"Have you any reason to think that they know anything about it?" demanded the colonel indignantly.
"No sufficient reason," replied the judge. "Now, don't get excited," as the colonel was about to speak, "but there has been a lot of loose talk circulating, and I thought I would like to settle it."
"Loose talk!" exclaimed the colonel; "about whom?"
"About Randolph, Dick Wilson and young Blake," explained the judge; "and, by the way, where is Pepper? I don't see him here."
"We don't know where he is," replied Jack. "We have been hunting for him all the afternoon, but we couldn't find him."
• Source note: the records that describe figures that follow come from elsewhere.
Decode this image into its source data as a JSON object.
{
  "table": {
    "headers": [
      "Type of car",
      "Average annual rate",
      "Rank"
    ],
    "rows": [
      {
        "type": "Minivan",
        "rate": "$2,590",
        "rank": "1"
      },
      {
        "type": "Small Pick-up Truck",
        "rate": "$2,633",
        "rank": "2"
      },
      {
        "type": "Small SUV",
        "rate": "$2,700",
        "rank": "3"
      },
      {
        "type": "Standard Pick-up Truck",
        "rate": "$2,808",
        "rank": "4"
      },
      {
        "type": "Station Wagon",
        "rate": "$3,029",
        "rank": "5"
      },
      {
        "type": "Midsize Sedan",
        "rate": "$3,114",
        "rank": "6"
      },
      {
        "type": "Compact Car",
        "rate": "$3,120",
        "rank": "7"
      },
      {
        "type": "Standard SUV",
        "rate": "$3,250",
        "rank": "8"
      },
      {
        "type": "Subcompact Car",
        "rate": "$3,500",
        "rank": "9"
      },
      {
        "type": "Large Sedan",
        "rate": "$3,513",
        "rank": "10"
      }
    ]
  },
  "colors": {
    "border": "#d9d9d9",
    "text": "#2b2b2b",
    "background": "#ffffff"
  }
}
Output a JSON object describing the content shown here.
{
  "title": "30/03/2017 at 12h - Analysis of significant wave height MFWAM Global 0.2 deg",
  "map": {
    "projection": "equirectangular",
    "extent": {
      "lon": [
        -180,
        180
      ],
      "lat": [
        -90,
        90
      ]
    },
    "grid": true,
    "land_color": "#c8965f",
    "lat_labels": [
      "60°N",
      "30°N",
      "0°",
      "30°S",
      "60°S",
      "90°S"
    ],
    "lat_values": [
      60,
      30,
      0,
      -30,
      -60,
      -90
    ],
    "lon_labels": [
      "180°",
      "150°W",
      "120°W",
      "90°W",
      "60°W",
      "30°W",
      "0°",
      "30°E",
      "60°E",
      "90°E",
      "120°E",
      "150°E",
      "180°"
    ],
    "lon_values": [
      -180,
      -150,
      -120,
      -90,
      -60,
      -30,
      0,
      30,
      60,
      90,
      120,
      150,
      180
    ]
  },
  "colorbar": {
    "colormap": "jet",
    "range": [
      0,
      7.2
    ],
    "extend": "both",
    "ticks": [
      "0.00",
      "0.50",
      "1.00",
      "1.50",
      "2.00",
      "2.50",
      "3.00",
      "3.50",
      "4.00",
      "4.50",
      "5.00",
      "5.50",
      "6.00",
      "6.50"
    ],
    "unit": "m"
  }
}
"How is that?" questioned the judge.
Whereupon the story of the unavailing search was told.
"That is certainly remarkable," admitted the judge. "Perhaps we had better put this matter off until we see if we can't find him. Have you any plans, Colonel?"
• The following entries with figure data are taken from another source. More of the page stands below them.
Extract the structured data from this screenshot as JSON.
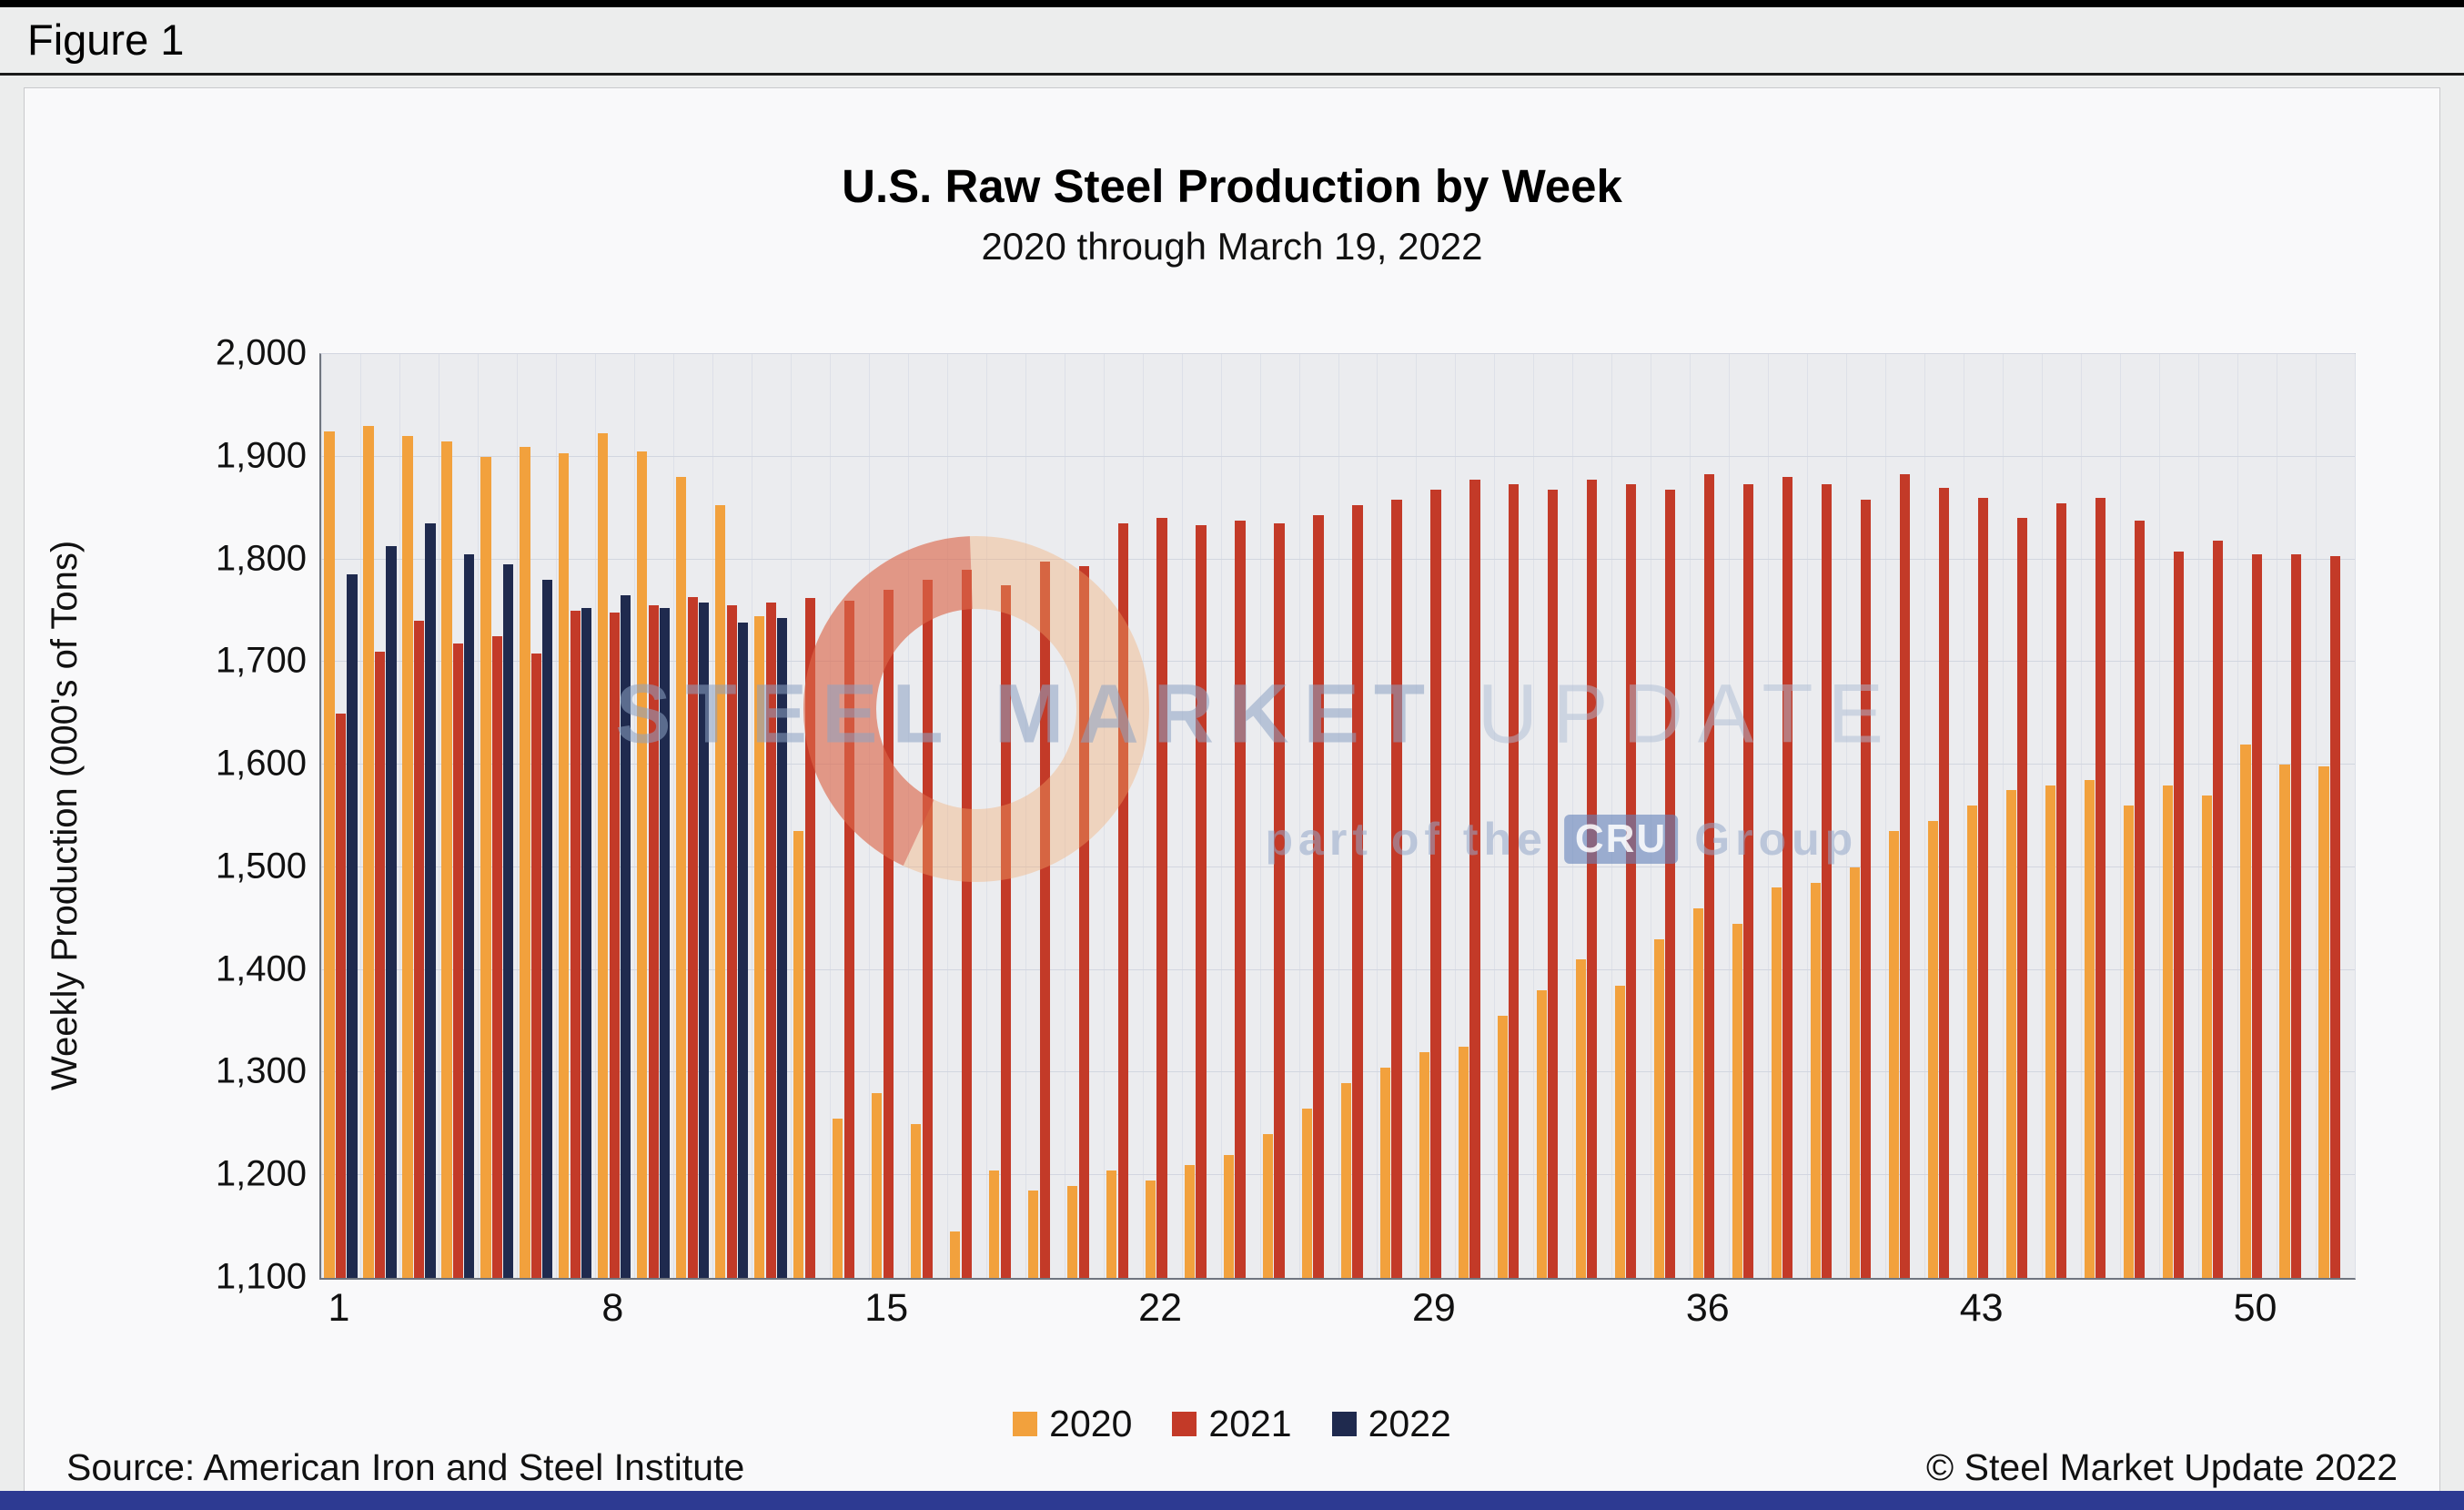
{
  "figure_label": "Figure 1",
  "title": "U.S. Raw Steel Production by Week",
  "subtitle": "2020 through March 19, 2022",
  "ylabel": "Weekly Production (000's of Tons)",
  "source": "Source: American Iron and Steel Institute",
  "copyright": "© Steel Market Update 2022",
  "watermark": {
    "title_strong": "STEEL MARKET",
    "title_light": "UPDATE",
    "tagline_pre": "part of the",
    "badge": "CRU",
    "tagline_post": "Group"
  },
  "legend": [
    {
      "label": "2020",
      "color": "#F2A13D"
    },
    {
      "label": "2021",
      "color": "#C33A28"
    },
    {
      "label": "2022",
      "color": "#1F2A4E"
    }
  ],
  "colors": {
    "series_2020": "#F2A13D",
    "series_2021": "#C33A28",
    "series_2022": "#1F2A4E",
    "bottom_bar": "#2D3A92",
    "plot_background": "#EBECEF"
  },
  "chart_data": {
    "type": "bar",
    "x_range": [
      1,
      52
    ],
    "weeks": 52,
    "xticks": [
      1,
      8,
      15,
      22,
      29,
      36,
      43,
      50
    ],
    "ylim": [
      1100,
      2000
    ],
    "ytick_values": [
      1100,
      1200,
      1300,
      1400,
      1500,
      1600,
      1700,
      1800,
      1900,
      2000
    ],
    "ytick_labels": [
      "1,100",
      "1,200",
      "1,300",
      "1,400",
      "1,500",
      "1,600",
      "1,700",
      "1,800",
      "1,900",
      "2,000"
    ],
    "grid": true,
    "legend_position": "bottom",
    "series": [
      {
        "name": "2020",
        "color": "#F2A13D",
        "values": [
          1925,
          1930,
          1920,
          1915,
          1900,
          1910,
          1903,
          1923,
          1905,
          1880,
          1853,
          1745,
          1535,
          1255,
          1280,
          1250,
          1145,
          1205,
          1185,
          1190,
          1205,
          1195,
          1210,
          1220,
          1240,
          1265,
          1290,
          1305,
          1320,
          1325,
          1355,
          1380,
          1410,
          1385,
          1430,
          1460,
          1445,
          1480,
          1485,
          1500,
          1535,
          1545,
          1560,
          1575,
          1580,
          1585,
          1560,
          1580,
          1570,
          1620,
          1600,
          1598
        ]
      },
      {
        "name": "2021",
        "color": "#C33A28",
        "values": [
          1650,
          1710,
          1740,
          1718,
          1725,
          1708,
          1750,
          1748,
          1755,
          1763,
          1755,
          1758,
          1762,
          1760,
          1770,
          1780,
          1790,
          1775,
          1798,
          1793,
          1835,
          1840,
          1833,
          1838,
          1835,
          1843,
          1853,
          1858,
          1868,
          1878,
          1873,
          1868,
          1878,
          1873,
          1868,
          1883,
          1873,
          1880,
          1873,
          1858,
          1883,
          1870,
          1860,
          1840,
          1855,
          1860,
          1838,
          1808,
          1818,
          1805,
          1805,
          1803
        ]
      },
      {
        "name": "2022",
        "color": "#1F2A4E",
        "values": [
          1785,
          1813,
          1835,
          1805,
          1795,
          1780,
          1753,
          1765,
          1753,
          1758,
          1738,
          1743
        ]
      }
    ]
  }
}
"No," replied the colonel, forgetting his anger over the blundering arrest. "I am at a complete loss how to proceed. If the ground had opened and swallowed him he could not have disappeared more suddenly and more completely."
"We shall certainly have to start another search. The question is where to begin," mused the judge, and just then, catching sight of Officer Dugan, his mind reverting to the latter's inexcusable blunder, he gave the chagrined minion of the law a severe reprimand. How far the angry judge might have proceeded is not known, for just at this moment Pepper appeared in the doorway.